Countdown to becoming a cyborg: 12 days. After the device is implanted, the surgical site heals, the external processor is turned on, and then the real journey begins. Countdown: almost one month.

My experience is especially interesting, because I am getting implanted at a later age. Most cochlear implant recipients are either small children whose parents decide to have them implanted, or older people who have lost their hearing later in life. Since stimulation of the auditory nerve is essential to establishing the neural connections that allow the brain to maximally interpret sound, anyone in my situation is at an inherent disadvantage. Although I have worn hearing aids my entire life, the amount of stimulation they have provided my brain is perhaps minimal. We shall see. Although encouraged by some specialists, my own parents declined to implant me when I was young because they wanted me to make that decision for myself - something for which I will always be grateful. But, in my situation, I find myself oddly alone. There is a general lack of prelingually deaf implantees out there. This is a complex and somewhat political topic, but again - more later.
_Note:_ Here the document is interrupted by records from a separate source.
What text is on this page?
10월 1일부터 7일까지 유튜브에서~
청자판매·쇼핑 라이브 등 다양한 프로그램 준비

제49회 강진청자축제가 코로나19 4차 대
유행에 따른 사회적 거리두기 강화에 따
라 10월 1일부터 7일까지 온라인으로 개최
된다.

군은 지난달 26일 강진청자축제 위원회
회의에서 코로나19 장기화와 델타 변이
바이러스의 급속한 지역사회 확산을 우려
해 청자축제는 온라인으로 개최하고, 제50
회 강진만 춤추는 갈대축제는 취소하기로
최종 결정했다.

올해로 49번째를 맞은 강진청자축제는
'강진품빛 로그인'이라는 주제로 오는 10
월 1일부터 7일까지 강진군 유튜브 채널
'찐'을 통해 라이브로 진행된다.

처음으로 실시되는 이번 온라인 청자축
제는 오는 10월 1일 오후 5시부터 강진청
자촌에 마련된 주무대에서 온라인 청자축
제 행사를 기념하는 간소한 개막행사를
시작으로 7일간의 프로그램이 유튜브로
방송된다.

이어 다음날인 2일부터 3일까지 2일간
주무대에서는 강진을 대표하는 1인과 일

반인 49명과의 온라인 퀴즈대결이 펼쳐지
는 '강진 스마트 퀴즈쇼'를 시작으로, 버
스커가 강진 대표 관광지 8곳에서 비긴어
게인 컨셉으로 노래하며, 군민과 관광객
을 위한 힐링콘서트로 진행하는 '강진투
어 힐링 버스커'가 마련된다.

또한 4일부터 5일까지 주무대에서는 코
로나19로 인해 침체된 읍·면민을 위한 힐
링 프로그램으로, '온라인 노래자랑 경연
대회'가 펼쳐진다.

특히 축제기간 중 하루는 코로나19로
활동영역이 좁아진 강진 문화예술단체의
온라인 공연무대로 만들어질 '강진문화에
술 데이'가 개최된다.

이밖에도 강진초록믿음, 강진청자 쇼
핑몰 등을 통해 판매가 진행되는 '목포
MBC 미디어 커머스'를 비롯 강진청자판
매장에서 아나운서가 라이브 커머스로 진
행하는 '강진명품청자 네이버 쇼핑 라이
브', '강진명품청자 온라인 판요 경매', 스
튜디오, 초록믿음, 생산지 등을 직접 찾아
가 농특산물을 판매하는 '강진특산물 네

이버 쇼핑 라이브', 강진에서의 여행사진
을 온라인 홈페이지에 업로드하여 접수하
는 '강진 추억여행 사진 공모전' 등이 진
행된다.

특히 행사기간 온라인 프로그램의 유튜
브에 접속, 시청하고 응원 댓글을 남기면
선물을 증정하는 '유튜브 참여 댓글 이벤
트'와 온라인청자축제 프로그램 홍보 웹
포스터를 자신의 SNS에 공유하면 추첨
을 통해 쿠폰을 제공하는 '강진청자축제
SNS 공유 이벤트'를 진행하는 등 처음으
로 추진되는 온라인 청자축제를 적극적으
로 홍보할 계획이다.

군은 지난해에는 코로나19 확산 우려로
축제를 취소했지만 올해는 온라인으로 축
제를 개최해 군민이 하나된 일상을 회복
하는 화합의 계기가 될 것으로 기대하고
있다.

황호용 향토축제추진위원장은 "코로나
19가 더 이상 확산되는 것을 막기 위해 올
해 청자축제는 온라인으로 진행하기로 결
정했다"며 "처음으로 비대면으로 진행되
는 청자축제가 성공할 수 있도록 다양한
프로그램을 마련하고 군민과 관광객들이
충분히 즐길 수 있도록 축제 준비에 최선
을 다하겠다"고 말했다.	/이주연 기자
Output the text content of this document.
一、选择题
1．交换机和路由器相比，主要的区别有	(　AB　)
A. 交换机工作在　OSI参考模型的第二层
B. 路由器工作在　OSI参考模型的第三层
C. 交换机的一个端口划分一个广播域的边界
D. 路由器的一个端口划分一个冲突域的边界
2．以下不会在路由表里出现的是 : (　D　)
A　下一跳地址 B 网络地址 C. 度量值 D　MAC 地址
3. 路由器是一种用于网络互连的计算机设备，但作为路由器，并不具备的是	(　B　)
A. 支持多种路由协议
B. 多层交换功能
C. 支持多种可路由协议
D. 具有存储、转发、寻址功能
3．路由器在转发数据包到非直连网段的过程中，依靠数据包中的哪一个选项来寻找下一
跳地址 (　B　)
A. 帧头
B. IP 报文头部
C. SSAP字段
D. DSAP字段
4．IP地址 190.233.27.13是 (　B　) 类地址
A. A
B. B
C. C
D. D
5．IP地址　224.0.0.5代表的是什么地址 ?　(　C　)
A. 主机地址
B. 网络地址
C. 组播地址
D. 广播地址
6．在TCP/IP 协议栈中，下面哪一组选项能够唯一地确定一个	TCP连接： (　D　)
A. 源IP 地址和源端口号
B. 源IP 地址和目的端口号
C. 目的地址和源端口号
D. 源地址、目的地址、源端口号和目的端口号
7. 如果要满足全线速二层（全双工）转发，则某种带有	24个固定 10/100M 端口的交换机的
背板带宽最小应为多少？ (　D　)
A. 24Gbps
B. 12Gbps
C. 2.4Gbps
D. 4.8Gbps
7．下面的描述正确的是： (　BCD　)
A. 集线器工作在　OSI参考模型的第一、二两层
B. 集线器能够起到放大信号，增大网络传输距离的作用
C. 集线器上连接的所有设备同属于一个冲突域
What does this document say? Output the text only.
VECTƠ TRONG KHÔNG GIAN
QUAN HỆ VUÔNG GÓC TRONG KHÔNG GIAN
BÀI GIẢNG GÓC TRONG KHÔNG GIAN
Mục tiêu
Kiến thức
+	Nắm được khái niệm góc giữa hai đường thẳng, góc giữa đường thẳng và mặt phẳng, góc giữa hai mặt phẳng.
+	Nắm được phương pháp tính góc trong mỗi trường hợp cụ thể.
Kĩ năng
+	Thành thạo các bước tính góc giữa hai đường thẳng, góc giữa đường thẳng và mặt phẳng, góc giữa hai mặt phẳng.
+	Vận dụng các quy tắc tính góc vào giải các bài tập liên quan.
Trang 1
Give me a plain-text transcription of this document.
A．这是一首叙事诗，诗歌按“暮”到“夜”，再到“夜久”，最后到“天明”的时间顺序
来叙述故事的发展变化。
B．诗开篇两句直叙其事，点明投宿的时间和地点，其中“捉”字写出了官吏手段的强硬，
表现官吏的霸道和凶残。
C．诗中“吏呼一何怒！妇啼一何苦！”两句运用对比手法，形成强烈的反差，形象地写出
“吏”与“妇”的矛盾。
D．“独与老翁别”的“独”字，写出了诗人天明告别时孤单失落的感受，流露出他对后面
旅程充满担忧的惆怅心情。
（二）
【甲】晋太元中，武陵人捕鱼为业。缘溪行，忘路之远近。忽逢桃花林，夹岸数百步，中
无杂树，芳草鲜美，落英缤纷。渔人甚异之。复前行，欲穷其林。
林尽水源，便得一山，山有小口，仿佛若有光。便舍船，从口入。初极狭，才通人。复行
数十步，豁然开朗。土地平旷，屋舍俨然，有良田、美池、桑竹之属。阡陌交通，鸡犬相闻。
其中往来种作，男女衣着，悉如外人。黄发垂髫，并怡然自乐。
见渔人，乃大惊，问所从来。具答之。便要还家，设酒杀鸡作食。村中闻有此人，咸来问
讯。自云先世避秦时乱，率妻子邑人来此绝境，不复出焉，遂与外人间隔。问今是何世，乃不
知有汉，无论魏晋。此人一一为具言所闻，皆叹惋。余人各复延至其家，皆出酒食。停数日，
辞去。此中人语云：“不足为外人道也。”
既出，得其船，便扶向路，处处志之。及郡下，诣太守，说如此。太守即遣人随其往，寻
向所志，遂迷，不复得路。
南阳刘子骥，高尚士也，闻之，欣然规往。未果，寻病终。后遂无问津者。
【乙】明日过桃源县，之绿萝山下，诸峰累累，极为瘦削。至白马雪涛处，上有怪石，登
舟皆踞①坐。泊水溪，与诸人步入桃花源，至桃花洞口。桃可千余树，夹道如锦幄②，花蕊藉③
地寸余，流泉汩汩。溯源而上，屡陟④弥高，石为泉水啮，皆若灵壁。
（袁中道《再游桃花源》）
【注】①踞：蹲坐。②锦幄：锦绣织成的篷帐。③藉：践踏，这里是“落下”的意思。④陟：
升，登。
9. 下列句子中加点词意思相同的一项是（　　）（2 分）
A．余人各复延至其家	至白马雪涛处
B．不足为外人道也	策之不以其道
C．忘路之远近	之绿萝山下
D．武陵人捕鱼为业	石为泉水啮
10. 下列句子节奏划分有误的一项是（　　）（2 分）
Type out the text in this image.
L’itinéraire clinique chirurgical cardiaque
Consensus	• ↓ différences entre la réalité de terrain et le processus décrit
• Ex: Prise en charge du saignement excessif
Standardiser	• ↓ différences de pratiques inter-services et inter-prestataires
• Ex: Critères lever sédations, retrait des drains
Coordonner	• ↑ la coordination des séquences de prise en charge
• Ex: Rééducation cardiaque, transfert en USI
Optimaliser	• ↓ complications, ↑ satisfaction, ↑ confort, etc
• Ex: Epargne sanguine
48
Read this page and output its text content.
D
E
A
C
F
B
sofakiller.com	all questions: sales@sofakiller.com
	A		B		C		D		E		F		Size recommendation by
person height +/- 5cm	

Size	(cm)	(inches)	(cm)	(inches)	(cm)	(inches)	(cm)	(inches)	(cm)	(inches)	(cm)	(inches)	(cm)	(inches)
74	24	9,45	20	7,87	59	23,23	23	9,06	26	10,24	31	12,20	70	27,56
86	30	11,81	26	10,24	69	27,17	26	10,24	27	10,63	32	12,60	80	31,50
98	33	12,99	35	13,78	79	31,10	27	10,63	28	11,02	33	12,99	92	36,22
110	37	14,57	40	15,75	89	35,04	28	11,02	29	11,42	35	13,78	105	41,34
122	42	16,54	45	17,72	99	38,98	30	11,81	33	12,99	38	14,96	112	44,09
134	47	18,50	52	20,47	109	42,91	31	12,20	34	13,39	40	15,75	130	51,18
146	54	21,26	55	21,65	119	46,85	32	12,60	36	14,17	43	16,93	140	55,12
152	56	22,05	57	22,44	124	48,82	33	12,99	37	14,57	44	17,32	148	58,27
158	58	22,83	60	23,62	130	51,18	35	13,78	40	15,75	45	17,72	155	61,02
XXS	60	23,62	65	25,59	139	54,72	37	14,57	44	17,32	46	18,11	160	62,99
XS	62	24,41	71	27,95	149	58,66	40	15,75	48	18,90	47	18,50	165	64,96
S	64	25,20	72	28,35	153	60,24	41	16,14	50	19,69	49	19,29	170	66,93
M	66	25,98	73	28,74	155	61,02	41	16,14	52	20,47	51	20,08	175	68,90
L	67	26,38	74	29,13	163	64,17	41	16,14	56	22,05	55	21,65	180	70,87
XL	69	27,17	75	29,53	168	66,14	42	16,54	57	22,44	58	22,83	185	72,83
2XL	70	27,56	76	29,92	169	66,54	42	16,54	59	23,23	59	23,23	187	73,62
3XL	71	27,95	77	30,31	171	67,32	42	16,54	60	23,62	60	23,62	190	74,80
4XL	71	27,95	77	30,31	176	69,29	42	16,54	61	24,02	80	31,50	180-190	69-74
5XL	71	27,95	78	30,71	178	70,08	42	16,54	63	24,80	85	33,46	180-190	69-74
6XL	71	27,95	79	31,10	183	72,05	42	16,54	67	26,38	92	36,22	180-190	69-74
Before closing, a final note: I struggled with what to title this blog. At first, I composed a list of phrases and puns involving the word "ear," and tried to think of some play on the word "audible." Longing to be clever, I knew I did not want to choose something like "Rachel's Cochlear Implant Blog." This journey is about far more than hearing, far more than cochlear implants - it encompasses fundamental questions about identity, communication, and interaction. (If this does not make sense now, I hope that it will soon.) In the end, the title "Perception Unearthed" seemed to fit. I pray that my cochlear implant journey will teach me far more than just hearing. I pray that it will uncover, or unearth, startling insights, lessons, and perceptions about myself and my world. I constantly dwell on clarity and discovery. And, as a means to attain this, I write.